The next two parameters, Temperature and Top P, cooperate and determine the expressiveness of the response. When generating a response, the LLM will collect a pool of candidate tokens that are closely related to the request. Then the request will be composed of tokens selected from that pool. The Top P parameter determines the size of the pool of tokens. The Temperature pararmeter determines how randomly the tokens will be selected. Thus setting the Temperature and Top P to low values will yield more predictable and repeatable responses. On the other end of the scale, setting them to high values will yield more diverse and creative responses.
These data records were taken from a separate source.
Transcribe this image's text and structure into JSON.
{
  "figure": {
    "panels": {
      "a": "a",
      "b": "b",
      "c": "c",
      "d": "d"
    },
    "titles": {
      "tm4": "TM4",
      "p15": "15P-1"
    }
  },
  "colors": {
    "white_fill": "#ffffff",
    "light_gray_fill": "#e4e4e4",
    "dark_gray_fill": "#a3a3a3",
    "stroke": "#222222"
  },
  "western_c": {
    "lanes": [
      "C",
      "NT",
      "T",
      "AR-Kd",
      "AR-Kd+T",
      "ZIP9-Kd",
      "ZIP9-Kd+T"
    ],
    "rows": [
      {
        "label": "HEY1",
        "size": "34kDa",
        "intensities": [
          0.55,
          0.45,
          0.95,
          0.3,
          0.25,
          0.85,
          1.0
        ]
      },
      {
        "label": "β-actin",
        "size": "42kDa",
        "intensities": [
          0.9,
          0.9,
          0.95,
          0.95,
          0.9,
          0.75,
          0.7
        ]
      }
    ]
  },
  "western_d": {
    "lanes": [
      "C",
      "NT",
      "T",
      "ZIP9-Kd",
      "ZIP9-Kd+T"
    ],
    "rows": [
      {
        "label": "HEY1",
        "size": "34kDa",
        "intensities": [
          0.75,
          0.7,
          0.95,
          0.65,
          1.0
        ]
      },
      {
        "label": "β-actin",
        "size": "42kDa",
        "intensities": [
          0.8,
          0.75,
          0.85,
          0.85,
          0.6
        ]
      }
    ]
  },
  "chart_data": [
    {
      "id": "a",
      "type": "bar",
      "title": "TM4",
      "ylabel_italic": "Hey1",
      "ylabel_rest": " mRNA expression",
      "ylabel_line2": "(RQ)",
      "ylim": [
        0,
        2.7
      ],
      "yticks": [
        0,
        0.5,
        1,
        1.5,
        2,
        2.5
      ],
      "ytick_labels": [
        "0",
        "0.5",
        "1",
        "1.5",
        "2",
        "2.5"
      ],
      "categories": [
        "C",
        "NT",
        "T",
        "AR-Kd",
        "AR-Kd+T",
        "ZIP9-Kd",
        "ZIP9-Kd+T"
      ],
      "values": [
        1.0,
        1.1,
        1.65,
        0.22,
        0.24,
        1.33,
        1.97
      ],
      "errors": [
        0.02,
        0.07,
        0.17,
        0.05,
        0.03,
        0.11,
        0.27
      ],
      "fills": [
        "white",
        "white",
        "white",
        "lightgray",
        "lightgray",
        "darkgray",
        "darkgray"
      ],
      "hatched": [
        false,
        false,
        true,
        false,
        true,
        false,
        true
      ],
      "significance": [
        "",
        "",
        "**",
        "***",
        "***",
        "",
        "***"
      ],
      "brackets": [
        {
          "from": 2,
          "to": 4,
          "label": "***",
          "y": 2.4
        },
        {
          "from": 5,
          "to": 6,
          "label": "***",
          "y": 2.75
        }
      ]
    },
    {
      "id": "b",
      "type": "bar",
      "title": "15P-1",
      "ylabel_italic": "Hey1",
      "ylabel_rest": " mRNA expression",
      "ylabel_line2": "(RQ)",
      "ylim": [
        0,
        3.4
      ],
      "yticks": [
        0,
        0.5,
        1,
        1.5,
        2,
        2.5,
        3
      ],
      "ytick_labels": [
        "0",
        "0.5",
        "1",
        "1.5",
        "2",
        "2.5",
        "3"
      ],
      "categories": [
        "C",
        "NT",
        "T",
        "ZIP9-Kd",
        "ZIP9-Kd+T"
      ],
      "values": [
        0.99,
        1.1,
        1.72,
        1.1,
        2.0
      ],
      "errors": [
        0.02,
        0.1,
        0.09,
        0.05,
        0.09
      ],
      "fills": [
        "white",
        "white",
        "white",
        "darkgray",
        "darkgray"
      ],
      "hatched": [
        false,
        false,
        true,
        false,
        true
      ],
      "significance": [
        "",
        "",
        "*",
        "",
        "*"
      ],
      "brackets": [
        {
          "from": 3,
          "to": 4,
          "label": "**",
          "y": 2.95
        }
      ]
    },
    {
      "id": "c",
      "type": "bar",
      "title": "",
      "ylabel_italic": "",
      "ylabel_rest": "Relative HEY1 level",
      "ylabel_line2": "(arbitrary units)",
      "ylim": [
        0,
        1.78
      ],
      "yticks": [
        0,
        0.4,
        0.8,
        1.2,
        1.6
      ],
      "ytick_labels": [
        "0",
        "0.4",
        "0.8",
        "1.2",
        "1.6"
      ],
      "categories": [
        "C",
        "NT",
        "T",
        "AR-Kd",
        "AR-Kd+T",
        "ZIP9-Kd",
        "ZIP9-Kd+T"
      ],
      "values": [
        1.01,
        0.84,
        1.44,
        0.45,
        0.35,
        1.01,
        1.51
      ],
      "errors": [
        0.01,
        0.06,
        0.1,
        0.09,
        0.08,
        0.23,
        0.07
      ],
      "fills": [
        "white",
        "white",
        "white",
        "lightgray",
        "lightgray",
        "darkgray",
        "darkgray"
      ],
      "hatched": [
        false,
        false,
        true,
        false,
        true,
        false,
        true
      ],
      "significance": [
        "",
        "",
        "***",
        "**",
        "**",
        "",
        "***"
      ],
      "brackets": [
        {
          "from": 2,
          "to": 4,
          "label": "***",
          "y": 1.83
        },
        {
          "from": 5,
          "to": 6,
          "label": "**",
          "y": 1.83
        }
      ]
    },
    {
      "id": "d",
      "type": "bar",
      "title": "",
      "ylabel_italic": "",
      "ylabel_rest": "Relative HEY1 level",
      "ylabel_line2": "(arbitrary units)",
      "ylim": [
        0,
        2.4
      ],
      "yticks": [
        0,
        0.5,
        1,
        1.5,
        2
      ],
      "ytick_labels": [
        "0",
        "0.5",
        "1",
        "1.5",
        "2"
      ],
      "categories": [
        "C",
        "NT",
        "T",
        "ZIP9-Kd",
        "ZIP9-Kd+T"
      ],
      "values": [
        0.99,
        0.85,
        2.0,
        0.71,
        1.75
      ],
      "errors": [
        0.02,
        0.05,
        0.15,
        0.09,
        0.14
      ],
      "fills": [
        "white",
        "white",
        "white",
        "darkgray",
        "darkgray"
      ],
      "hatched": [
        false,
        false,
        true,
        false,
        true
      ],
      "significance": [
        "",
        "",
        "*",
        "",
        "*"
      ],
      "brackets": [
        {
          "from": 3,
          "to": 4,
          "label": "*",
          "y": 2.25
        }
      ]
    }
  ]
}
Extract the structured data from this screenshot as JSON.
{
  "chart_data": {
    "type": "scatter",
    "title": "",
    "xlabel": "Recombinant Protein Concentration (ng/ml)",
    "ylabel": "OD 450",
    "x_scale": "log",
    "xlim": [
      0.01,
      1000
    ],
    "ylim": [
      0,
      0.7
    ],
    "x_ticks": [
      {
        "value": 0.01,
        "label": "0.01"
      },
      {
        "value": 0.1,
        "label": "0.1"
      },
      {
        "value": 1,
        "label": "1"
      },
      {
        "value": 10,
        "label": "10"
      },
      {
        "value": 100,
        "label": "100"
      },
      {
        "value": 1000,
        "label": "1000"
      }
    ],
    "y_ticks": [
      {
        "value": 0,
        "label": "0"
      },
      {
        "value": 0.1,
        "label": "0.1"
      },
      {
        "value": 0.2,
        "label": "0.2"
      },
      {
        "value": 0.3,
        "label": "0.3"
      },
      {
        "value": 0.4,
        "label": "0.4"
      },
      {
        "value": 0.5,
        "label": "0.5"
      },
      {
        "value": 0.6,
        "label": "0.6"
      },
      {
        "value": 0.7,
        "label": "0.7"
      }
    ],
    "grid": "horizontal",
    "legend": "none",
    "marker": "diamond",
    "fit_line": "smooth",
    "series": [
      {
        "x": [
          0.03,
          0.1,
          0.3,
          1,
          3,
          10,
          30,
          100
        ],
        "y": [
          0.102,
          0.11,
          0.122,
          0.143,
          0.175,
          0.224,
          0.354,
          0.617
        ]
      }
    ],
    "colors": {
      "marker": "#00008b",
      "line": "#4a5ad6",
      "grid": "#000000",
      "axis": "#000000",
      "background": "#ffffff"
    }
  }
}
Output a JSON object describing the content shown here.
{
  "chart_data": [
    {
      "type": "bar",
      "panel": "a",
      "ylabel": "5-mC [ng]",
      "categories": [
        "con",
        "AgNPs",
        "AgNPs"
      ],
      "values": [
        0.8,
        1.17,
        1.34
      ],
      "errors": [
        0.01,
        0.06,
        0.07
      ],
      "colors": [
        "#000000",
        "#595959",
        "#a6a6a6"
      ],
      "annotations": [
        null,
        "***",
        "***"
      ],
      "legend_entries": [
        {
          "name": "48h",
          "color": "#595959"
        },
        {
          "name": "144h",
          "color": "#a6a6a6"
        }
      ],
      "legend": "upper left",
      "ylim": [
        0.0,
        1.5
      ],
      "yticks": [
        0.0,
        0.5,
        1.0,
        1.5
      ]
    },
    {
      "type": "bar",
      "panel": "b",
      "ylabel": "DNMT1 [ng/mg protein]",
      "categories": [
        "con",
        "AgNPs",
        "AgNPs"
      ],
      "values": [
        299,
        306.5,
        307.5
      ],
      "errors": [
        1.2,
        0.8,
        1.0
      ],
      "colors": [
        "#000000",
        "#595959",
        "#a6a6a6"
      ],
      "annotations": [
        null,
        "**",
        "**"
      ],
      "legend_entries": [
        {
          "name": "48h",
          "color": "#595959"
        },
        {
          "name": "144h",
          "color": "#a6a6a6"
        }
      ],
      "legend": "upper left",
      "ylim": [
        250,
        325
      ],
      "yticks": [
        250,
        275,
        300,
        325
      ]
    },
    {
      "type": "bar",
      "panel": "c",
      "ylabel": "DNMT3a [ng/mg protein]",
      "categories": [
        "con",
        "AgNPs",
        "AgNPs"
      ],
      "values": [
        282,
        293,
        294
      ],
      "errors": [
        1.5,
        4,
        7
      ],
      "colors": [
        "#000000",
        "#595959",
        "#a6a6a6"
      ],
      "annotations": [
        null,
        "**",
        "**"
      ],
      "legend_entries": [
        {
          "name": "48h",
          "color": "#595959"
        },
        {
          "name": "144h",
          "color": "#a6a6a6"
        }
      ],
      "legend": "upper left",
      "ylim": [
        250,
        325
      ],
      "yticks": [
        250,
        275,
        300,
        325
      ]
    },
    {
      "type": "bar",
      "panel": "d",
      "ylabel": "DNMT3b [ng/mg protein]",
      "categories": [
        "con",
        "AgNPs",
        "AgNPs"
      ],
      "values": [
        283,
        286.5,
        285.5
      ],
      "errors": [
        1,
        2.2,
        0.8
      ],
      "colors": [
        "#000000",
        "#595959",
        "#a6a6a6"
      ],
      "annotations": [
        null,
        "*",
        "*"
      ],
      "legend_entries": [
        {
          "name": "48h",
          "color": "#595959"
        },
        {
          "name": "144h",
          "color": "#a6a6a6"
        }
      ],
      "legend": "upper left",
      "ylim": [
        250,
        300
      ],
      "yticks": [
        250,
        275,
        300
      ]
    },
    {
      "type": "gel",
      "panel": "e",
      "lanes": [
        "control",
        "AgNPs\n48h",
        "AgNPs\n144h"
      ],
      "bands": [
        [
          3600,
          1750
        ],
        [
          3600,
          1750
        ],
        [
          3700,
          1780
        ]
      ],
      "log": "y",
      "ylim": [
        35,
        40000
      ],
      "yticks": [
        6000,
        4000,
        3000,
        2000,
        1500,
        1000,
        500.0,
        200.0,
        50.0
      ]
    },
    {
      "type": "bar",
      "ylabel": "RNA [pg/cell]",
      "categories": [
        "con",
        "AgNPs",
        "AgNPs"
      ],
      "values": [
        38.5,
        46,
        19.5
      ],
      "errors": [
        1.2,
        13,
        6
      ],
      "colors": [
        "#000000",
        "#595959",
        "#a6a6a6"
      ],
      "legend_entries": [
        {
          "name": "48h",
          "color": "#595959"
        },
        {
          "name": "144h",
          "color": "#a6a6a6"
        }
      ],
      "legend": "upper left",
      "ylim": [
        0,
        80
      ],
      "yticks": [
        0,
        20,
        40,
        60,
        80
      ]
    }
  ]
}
Using the controls in the Parameters tab set * Max Completion Tokens to 2000 * Temperature to 0.3 * Top P to 0.7

These settings - low Temperature and high Top P - will yield a response that is professional (the low Temperature) while at the same time not as dry as a lower Top P value would generate.

Chatting with the Models

Using the text input at the bottom of the playground, send the prompt `I was charged twice for the same item. What do I do?" You'll see the response in the chat session window. Keep in mind that playground usage counts towards your free quota. So you just used one of your 150 daily requests for gpt-4.1-nano.

The playground also has a feature that allows you to compare the response from two models. Next to the Model dropdown list in the upper left of the playground, click the Compare button. Select OpenAI GPT-4.1 from the list of models. Notice that the Parameters were copied over from the existing GPT-4.1-nano model. Copy the prompt: I was charged twice for the same item. What do I do? into one model's prompt box. It will be copied into the other. Push the send button.

The response for the full GPT-4.1 model might take a little longer to generate. Also it has more detail and uses Markdown formatting. That Markdown is rendered in the chat session window.

Try another prompt: I bought the wrong item. How can I return it?. Again, the respone from GPT-4.1 is more detailed, and it uses Markdown formatting.